Türkeş, Akdeniz'deki varlığını sağlamlaştırmak isteyen Kıbrıs'ın Rusya açısından da önem taşıdığını belirterek "İngiltere ve ABD'nin Birleşmiş Milletler Güvenlik Konseyi'ne sunduğu 21 Nisan 2004 tarihli bir tasarı var. Kıbrıs'ı yeni bir valilik haline getirme tasarısıydı. O tasarıyı bozan şey, Rusya Federasyonu oldu, Güvenlik Konseyi'nde veto ettiği için. Rusya'nın yaptığı şeyin Türkiye açısından da, Kuzey Kıbrıs'ta bulunan Türkler açısından da doğru bir karar olduğunu düşünüyorum.
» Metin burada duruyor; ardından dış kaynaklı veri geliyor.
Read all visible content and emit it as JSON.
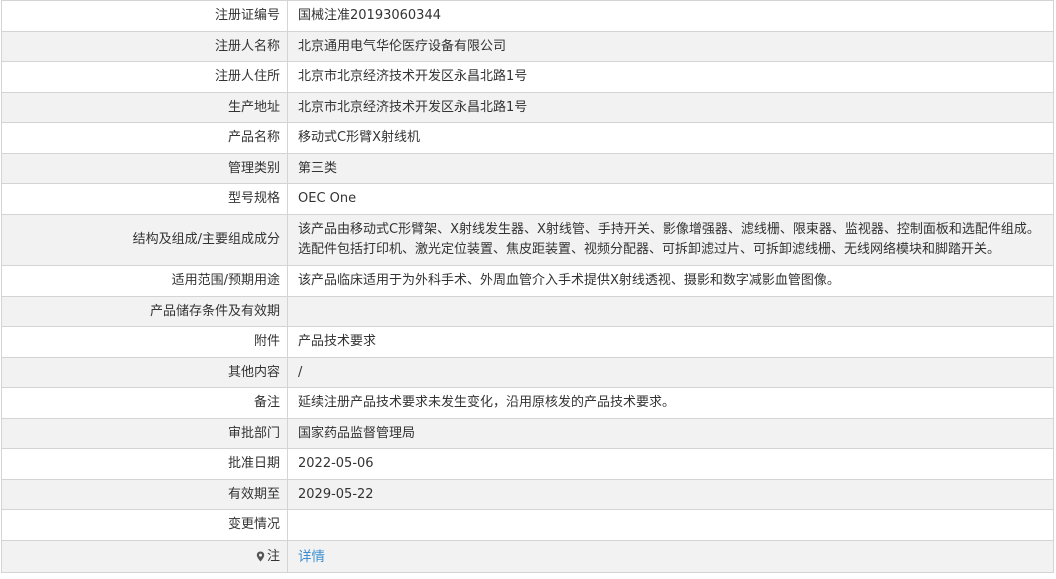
{
  "rows": [
    {
      "label": "注册证编号",
      "value": "国械注准20193060344"
    },
    {
      "label": "注册人名称",
      "value": "北京通用电气华伦医疗设备有限公司"
    },
    {
      "label": "注册人住所",
      "value": "北京市北京经济技术开发区永昌北路1号"
    },
    {
      "label": "生产地址",
      "value": "北京市北京经济技术开发区永昌北路1号"
    },
    {
      "label": "产品名称",
      "value": "移动式C形臂X射线机"
    },
    {
      "label": "管理类别",
      "value": "第三类"
    },
    {
      "label": "型号规格",
      "value": "OEC One"
    },
    {
      "label": "结构及组成/主要组成成分",
      "value": "该产品由移动式C形臂架、X射线发生器、X射线管、手持开关、影像增强器、滤线栅、限束器、监视器、控制面板和选配件组成。选配件包括打印机、激光定位装置、焦皮距装置、视频分配器、可拆卸滤过片、可拆卸滤线栅、无线网络模块和脚踏开关。"
    },
    {
      "label": "适用范围/预期用途",
      "value": "该产品临床适用于为外科手术、外周血管介入手术提供X射线透视、摄影和数字减影血管图像。"
    },
    {
      "label": "产品储存条件及有效期",
      "value": ""
    },
    {
      "label": "附件",
      "value": "产品技术要求"
    },
    {
      "label": "其他内容",
      "value": "/"
    },
    {
      "label": "备注",
      "value": "延续注册产品技术要求未发生变化，沿用原核发的产品技术要求。"
    },
    {
      "label": "审批部门",
      "value": "国家药品监督管理局"
    },
    {
      "label": "批准日期",
      "value": "2022-05-06"
    },
    {
      "label": "有效期至",
      "value": "2029-05-22"
    },
    {
      "label": "变更情况",
      "value": ""
    }
  ],
  "note_row": {
    "label": "注",
    "icon": "map-pin-icon",
    "link_text": "详情",
    "link_color": "#3d8ed0"
  }
}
Yoksa tamamen azınlık durumuna düşme riski çok yüksekti" dedi.
Kıbrıs'ta çözümün sağlanabilmesi için adanın askerden arındırılmasının anlamlı bir başlangıç olacağının altını çizen Türkeş "İngilizlerin üslerinden vazgeçip tamamen çekilmesi gerekir. Eğer İngilizler bunu yapmayacak olursa, diğerleri niye çekilsin?" ifadelerini kullandı.